A história pode nos ensinar: impérios permanecem hegemônicos enquanto produzem mais do que consomem. Romanos, persas, otomanos ou britânicos reinaram enquanto mantiveram superávits comerciais substantivos em relação ao resto do mundo. Os Estados Unidos, no entanto, representam uma anomalia histórica: mantêm um imenso poder global mesmo com um déficit comercial crônico que sobrevive há mais de meio século.

A fórmula para essa deformidade é o “privilégio exorbitante” de controlar a moeda de reserva internacional. Ao emitir o dólar – o dinheiro que o mundo mais usa – os Estados Unidos financiam seu próprio consumo e uma máquina de guerra formidável, abrindo espaço para gastar muito mais do que produzem. A questão fundamental é: até quando a supremacia do dólar pode mascarar o crescente declínio relativo da sua economia real?

A engenhosidade americana foi posta à prova e reafirmada em diversas ocasiões.

No final dos anos 1960, os crescentes gastos dos Estados Unidos com a Guerra do Vietnã e programas sociais geraram uma desconfiança global sobre a capacidade do país de honrar a paridade dólar-ouro que dava sustentação à moeda norte-americana como reserva internacional desde 1944. Há uma história muito repetida segundo a qual a França, sob a liderança de Charles de Gaulle, enviou navios de guerra a Nova York para resgatar o ouro francês armazenado no Federal Reserve, sob temor de um calote iminente.

Em 1971, diante da corrida às suas reservas de ouro, o presidente Richard Nixon decretou o fim da convertibilidade dólar-ouro.

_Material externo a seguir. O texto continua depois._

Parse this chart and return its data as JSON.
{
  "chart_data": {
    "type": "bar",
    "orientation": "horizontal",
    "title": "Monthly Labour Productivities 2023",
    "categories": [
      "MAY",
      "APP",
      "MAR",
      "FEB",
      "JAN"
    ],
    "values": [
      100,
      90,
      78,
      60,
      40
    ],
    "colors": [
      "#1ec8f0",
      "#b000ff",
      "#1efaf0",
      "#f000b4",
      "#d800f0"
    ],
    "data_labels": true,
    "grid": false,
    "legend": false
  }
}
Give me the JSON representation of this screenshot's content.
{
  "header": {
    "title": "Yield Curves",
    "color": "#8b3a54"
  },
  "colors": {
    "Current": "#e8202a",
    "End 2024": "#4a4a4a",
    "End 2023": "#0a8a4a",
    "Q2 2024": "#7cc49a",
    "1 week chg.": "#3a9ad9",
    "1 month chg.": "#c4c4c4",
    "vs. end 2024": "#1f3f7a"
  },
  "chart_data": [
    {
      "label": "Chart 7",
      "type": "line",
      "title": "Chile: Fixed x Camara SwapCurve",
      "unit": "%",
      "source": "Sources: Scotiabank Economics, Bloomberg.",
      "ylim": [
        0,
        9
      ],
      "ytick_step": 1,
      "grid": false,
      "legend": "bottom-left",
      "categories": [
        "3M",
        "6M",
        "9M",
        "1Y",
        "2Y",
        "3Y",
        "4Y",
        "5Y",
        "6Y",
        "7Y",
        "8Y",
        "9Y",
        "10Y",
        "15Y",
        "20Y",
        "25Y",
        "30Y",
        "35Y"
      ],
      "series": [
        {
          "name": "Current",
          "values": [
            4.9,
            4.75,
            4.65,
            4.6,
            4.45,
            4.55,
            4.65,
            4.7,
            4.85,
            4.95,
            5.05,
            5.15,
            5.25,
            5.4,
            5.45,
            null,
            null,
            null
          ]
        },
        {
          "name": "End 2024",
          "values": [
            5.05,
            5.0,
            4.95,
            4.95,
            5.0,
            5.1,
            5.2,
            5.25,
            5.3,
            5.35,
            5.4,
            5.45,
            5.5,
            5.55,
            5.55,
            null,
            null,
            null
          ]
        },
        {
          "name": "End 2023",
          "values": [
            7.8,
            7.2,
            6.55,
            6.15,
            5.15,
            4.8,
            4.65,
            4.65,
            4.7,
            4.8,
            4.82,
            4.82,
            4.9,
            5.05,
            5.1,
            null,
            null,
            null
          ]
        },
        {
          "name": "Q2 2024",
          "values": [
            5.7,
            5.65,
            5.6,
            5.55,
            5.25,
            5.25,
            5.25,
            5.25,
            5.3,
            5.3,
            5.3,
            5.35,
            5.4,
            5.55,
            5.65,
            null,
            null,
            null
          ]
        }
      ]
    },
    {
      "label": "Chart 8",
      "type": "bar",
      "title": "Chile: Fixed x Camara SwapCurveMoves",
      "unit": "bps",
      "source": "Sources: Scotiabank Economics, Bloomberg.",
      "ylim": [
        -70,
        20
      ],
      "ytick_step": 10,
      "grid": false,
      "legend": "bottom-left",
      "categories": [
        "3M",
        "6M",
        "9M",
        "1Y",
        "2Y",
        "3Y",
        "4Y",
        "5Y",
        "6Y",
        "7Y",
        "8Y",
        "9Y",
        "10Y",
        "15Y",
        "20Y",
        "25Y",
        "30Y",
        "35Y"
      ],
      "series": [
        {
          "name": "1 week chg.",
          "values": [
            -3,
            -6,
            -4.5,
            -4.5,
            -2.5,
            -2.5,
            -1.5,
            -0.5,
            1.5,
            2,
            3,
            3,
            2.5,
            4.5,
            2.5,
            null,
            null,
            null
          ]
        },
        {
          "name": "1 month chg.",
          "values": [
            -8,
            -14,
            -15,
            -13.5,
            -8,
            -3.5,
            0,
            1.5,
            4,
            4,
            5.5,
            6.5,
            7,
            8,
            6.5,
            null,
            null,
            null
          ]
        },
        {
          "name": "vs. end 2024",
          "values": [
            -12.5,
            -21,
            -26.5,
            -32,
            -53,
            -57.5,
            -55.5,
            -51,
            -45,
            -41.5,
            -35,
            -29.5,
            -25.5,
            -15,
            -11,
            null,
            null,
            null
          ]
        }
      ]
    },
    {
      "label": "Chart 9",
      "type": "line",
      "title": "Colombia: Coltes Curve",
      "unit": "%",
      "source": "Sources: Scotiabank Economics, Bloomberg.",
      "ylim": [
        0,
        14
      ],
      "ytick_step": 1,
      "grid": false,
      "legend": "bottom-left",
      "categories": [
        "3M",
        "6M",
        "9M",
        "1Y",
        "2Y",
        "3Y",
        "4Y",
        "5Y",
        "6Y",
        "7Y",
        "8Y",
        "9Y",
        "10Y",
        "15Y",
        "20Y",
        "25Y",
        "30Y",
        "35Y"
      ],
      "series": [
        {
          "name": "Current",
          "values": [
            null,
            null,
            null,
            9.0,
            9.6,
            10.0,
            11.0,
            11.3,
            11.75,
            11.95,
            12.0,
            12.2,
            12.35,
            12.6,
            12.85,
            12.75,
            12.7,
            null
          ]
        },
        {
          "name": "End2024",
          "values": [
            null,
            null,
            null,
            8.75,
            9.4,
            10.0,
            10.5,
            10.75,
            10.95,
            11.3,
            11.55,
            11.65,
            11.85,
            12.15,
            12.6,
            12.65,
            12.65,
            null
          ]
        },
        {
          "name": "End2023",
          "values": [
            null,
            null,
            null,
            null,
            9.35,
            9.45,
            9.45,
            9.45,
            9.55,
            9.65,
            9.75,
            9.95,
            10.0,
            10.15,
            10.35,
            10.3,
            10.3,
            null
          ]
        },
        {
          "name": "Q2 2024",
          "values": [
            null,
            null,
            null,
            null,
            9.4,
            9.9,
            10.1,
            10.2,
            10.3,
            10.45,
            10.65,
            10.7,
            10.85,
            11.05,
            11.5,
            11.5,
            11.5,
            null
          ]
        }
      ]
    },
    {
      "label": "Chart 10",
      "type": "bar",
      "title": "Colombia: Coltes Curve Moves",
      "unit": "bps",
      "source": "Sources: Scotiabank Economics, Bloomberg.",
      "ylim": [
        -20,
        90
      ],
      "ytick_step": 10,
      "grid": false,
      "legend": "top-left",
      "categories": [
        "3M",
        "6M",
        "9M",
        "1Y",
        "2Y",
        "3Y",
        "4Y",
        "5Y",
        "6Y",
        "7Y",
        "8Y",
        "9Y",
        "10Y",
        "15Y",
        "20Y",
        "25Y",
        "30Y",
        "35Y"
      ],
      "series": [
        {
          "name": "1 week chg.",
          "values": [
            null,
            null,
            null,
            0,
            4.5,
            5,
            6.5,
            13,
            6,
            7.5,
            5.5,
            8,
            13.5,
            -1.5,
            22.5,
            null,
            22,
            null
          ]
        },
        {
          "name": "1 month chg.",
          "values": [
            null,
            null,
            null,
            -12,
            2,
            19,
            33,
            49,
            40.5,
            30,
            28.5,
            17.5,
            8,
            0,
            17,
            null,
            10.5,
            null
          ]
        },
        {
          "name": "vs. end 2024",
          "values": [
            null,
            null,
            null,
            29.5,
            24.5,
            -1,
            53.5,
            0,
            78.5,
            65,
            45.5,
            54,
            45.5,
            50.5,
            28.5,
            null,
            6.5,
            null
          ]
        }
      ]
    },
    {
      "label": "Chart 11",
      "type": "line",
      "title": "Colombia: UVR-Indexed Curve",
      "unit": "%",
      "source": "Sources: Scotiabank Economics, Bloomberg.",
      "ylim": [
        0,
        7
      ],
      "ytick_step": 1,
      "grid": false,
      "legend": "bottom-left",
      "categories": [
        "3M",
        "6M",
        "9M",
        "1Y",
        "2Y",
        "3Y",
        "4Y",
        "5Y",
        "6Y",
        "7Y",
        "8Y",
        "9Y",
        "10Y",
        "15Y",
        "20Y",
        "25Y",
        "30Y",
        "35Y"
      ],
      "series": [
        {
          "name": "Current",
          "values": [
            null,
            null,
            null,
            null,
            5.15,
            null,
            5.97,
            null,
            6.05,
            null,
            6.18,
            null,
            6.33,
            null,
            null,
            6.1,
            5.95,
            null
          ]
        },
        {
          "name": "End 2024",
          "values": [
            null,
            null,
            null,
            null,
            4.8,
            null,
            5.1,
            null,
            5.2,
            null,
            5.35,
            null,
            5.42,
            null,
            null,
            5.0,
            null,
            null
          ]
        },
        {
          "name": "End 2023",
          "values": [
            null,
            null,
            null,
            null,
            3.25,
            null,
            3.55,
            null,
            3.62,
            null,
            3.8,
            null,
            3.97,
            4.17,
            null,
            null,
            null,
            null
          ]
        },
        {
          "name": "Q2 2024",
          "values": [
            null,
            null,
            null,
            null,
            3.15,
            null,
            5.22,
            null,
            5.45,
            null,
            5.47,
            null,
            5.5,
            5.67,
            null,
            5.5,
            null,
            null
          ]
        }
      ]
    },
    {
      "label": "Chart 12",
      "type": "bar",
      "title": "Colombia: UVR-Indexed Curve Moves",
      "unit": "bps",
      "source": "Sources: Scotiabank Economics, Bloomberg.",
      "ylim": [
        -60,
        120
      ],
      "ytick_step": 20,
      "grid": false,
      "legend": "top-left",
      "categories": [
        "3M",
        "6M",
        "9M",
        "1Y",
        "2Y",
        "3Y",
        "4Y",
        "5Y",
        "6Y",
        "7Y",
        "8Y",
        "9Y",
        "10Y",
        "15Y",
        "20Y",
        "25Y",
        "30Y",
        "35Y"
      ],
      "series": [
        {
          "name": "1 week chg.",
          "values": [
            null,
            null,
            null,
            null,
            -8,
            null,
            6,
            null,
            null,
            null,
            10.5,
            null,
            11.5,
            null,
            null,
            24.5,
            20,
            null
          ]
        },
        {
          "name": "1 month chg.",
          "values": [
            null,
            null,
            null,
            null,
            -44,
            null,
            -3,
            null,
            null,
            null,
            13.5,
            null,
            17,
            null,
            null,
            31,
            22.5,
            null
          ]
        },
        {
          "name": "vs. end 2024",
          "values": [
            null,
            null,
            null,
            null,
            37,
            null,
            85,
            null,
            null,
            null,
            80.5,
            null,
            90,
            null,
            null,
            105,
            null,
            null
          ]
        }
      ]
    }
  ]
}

Com o “Choque Nixon”, a moeda americana passou a flutuar em relação às demais, e tornou-se puramente fiduciária, baseada apenas na confiança e na demanda sobre ela. Para garantir que o dólar mantivesse seu status global, os Estados Unidos costuraram um acordo estratégico com a Arábia Saudita e subsequentemente com a Organização dos Países Exportadores de Petróleo (Opep), para que o petróleo passasse a ser negociado exclusivamente em dólares. Nascia o sistema petrodólar, que forçou todas as nações do mundo a demandar dólares para comprar energia, criando um pilar de demanda para a moeda americana.

Anos mais tarde, em 1985, o desafio era outro: a forte competitividade do Japão e da Alemanha gerava déficits comerciais recordes aos Estados Unidos e impunha perdas à indústria americana. A solução, dessa vez, foi o Acordo de Plaza, no qual os Estados Unidos, em uma ação coordenada e multilateral, orquestraram a desvalorização de sua própria moeda para reequilibrar a balança comercial.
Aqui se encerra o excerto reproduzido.